Cuentos

La magia del desierto
Este relato está basado en hechos reales

GENERACIÓN XXI

Túnez, febrero de 2007. Un matrimonio alemán ha sido secuestrado por un grupo de Al-Quaeda. Los terroristas han pedido al gobierno alemán que libere a una serie de compatriotas suyos, “hermanos”, y ellos soltarán a la pareja.
“Ustedes están lógicamente preocupados por sus compatriotas; nosotros lo estamos por nuestros hermanos, y sólo queremos un canje.”

Todo fue muy rápido. Él conducía un jeep alquilado en Túnez. Querían internarse en el desierto; les gustaba el Sáhara, querían conocerlo mejor y saber qué sintieron sus primeros exploradores. Él quería conocer “la magia del desierto”, y ella sólo quería darle gusto a él.

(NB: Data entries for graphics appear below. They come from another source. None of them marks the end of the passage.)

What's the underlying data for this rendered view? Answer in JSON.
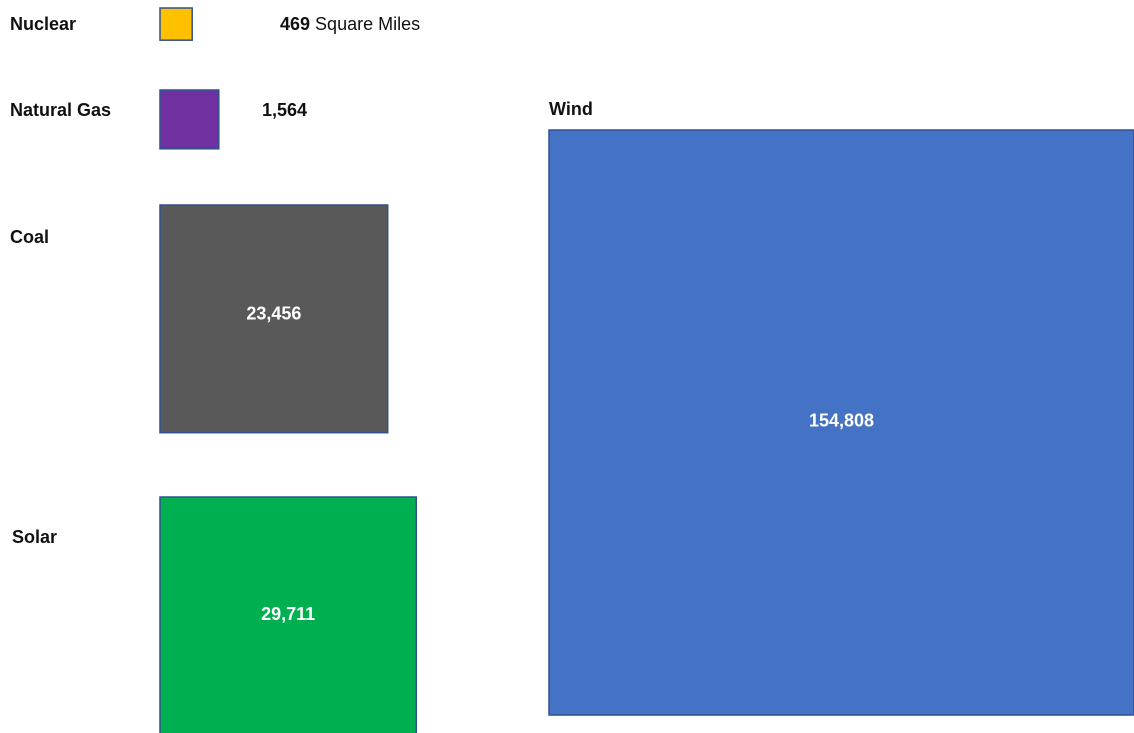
{
  "chart_data": {
    "type": "square",
    "categories": [
      "Nuclear",
      "Natural Gas",
      "Coal",
      "Solar",
      "Wind"
    ],
    "values": [
      469,
      1564,
      23456,
      29711,
      154808
    ],
    "value_labels": [
      "469",
      "1,564",
      "23,456",
      "29,711",
      "154,808"
    ],
    "unit": "Square Miles",
    "colors": [
      "#ffc000",
      "#7030a0",
      "#595959",
      "#00b050",
      "#4472c4"
    ]
  }
}
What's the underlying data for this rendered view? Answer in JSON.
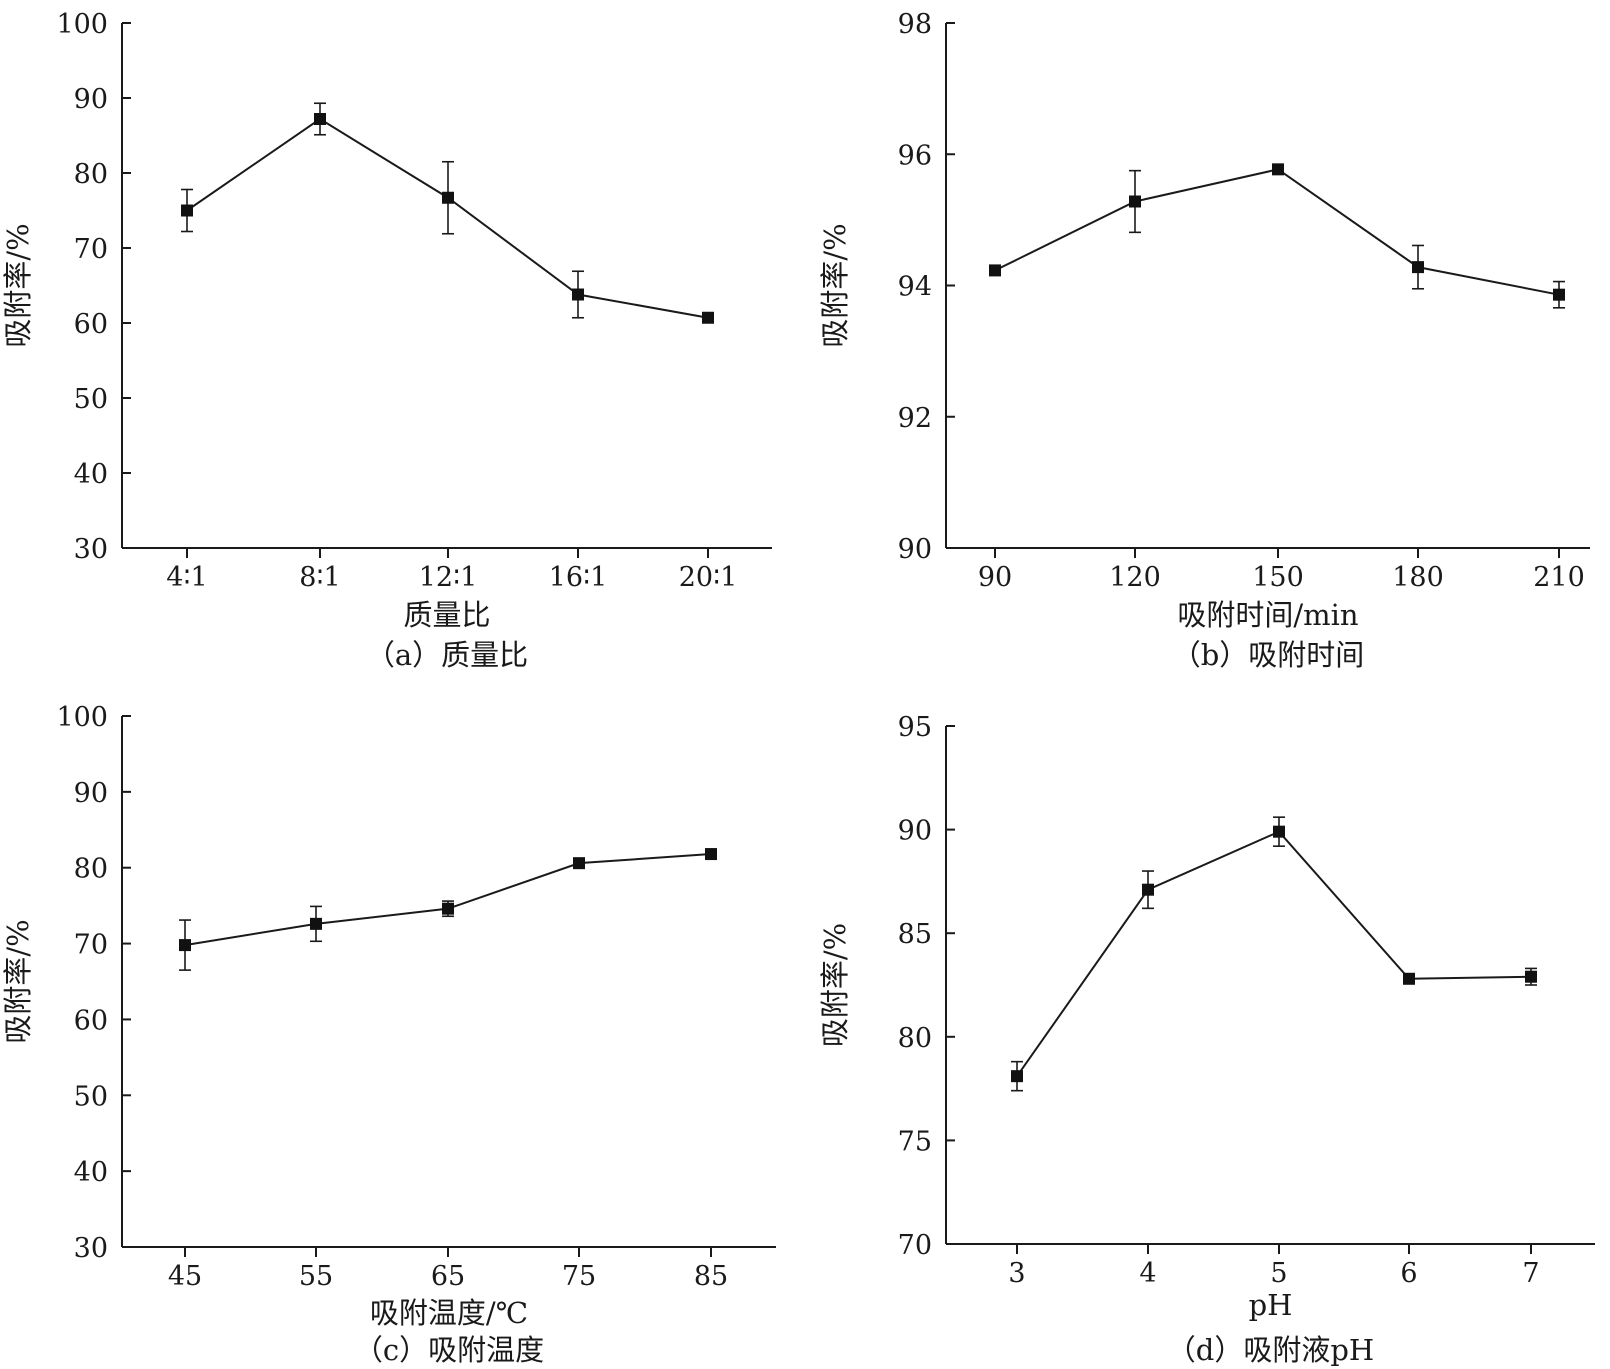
{
  "chart_data": [
    {
      "id": "a",
      "type": "line",
      "caption": "（a）质量比",
      "xlabel": "质量比",
      "ylabel": "吸附率/%",
      "categories": [
        "4∶1",
        "8∶1",
        "12∶1",
        "16∶1",
        "20∶1"
      ],
      "values": [
        75.0,
        87.2,
        76.7,
        63.8,
        60.7
      ],
      "errors": [
        2.8,
        2.1,
        4.8,
        3.1,
        0.3
      ],
      "ylim": [
        30,
        100
      ],
      "yticks": [
        30,
        40,
        50,
        60,
        70,
        80,
        90,
        100
      ],
      "grid": false
    },
    {
      "id": "b",
      "type": "line",
      "caption": "（b）吸附时间",
      "xlabel": "吸附时间/min",
      "ylabel": "吸附率/%",
      "categories": [
        "90",
        "120",
        "150",
        "180",
        "210"
      ],
      "values": [
        94.23,
        95.28,
        95.77,
        94.28,
        93.86
      ],
      "errors": [
        0.07,
        0.47,
        0.04,
        0.33,
        0.2
      ],
      "ylim": [
        90,
        98
      ],
      "yticks": [
        90,
        92,
        94,
        96,
        98
      ],
      "grid": false
    },
    {
      "id": "c",
      "type": "line",
      "caption": "（c）吸附温度",
      "xlabel": "吸附温度/℃",
      "ylabel": "吸附率/%",
      "categories": [
        "45",
        "55",
        "65",
        "75",
        "85"
      ],
      "values": [
        69.8,
        72.6,
        74.6,
        80.6,
        81.8
      ],
      "errors": [
        3.3,
        2.3,
        1.0,
        0.3,
        0.5
      ],
      "ylim": [
        30,
        100
      ],
      "yticks": [
        30,
        40,
        50,
        60,
        70,
        80,
        90,
        100
      ],
      "grid": false
    },
    {
      "id": "d",
      "type": "line",
      "caption": "（d）吸附液pH",
      "xlabel": "pH",
      "ylabel": "吸附率/%",
      "categories": [
        "3",
        "4",
        "5",
        "6",
        "7"
      ],
      "values": [
        78.1,
        87.1,
        89.9,
        82.8,
        82.9
      ],
      "errors": [
        0.7,
        0.9,
        0.7,
        0.1,
        0.4
      ],
      "ylim": [
        70,
        95
      ],
      "yticks": [
        70,
        75,
        80,
        85,
        90,
        95
      ],
      "grid": false
    }
  ]
}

Conducir por el desierto era un placer. Hacía mucho calor, por supuesto, pero había un silencio increíble, delicioso, y eso era justamente lo que necesitaban. Sabina Müller tenía una tienda de ropa y Giorg Shcneider trabajaba en una discográfica; precisamente el ruido era lo que le perseguía día y noche, asistiendo a grabaciones de grupos de rock infernales.

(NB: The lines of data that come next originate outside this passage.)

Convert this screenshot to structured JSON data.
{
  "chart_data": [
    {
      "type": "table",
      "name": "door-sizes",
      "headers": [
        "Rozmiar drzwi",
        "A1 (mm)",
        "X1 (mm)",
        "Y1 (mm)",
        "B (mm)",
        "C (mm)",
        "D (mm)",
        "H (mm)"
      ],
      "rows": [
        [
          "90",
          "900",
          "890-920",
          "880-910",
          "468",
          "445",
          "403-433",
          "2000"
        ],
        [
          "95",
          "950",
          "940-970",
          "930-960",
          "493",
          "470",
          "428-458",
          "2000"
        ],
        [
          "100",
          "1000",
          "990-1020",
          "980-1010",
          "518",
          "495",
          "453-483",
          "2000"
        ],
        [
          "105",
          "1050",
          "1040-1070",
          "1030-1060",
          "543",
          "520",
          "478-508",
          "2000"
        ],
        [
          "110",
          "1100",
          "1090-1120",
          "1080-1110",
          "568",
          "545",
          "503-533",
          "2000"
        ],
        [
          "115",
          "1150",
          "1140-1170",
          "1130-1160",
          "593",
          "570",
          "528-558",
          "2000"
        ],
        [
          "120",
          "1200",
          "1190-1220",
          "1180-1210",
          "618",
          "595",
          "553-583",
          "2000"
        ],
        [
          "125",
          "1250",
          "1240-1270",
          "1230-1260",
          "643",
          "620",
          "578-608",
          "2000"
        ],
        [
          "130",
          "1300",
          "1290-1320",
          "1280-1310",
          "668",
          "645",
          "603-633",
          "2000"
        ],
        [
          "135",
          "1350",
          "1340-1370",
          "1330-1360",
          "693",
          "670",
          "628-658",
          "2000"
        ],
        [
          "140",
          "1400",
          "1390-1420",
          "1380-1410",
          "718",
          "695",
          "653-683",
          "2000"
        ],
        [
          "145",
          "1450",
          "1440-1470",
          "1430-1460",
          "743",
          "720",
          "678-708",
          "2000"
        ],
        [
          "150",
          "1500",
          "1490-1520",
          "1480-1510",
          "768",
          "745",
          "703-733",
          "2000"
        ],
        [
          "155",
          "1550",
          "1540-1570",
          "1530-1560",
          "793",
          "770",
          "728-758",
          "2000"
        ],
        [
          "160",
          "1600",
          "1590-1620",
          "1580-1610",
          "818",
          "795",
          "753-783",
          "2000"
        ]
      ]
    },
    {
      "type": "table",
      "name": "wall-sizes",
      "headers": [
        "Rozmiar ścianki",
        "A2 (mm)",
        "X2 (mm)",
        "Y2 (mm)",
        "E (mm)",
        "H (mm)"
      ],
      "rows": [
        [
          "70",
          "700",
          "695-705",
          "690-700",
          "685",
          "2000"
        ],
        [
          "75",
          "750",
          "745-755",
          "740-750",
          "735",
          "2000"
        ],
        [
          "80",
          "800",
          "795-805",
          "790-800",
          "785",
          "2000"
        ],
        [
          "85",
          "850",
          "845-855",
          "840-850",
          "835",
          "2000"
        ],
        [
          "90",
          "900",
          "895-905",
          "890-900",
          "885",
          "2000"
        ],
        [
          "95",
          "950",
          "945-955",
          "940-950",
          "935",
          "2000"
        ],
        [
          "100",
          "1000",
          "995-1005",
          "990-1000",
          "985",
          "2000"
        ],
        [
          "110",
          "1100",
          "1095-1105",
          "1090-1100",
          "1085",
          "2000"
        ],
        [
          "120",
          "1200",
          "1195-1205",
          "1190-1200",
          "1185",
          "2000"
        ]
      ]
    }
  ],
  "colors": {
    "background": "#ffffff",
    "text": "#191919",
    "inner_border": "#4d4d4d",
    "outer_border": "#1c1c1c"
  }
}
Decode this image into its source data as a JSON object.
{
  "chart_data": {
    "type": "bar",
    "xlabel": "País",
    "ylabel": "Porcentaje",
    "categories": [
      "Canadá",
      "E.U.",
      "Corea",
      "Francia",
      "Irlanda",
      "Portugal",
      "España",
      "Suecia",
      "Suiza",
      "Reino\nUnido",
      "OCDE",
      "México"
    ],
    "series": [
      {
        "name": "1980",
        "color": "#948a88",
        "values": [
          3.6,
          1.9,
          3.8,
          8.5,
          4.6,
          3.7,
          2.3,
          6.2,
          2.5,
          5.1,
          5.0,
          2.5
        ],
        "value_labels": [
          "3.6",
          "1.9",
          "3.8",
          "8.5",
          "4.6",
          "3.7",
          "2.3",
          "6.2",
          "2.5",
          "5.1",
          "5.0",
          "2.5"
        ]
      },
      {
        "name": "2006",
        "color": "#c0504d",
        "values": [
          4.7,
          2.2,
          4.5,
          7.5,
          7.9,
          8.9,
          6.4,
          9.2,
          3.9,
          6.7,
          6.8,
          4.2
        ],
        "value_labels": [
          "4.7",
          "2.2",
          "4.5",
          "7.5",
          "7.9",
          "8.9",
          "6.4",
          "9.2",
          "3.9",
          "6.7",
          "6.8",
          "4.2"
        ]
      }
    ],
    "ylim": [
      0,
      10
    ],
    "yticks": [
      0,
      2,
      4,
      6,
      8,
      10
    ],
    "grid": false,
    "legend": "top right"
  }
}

Él los vio por el retrovisor, y al principio no les dio importancia. El espejo recogía el desierto que iban dejando atrás, pero también los dos jeeps que cada vez estaban más cerca.

Al final oyó unos pitidos insistentes y se dio cuenta de que ya los tenían encima. Redujo la velocidad y vio cómo le pasaba uno de los jeeps por la derecha y el otro por la izquierda. Se pararon delante de él, cortándole el camino, y tuvo que detenerse. Salieron de los dos coches con ametralladoras y cananas en el pecho. Llevaban barba y su piel era muy morena.

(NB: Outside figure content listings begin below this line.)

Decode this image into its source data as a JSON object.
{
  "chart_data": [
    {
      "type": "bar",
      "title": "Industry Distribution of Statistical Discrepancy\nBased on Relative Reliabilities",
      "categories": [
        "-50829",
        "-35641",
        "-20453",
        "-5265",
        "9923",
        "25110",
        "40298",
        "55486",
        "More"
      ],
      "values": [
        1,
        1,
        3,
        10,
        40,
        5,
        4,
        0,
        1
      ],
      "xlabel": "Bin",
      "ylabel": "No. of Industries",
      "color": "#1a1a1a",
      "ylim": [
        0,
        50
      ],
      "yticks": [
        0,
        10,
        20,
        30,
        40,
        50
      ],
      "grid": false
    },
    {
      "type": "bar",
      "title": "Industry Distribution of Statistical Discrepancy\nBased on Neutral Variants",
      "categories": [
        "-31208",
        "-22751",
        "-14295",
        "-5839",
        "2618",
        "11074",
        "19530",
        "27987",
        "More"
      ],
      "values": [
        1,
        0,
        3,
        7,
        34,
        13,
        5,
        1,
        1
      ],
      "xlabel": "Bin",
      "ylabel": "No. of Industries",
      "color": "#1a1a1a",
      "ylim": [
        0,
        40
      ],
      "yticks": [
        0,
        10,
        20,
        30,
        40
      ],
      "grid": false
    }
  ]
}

“No tengan miedo –dijo uno de ellos en inglés-. No les va a ocurrir nada, ¿ok?” Él apenas pudo asentir con la cabeza; comprendió que no era el momento de iniciar un diálogo absurdo con unos hombres que llevaban ametralladoras y granadas en el pecho. “Sígannos y por favor no hagan ninguna tontería. Les estamos apuntando con esto –y señaló la ametralladora.”

Habían pasado quince días desde aquello y ahora, el mismo hombre que les habló aquella vez, entró en la tienda y les dijo, también en inglés: “Salgan.”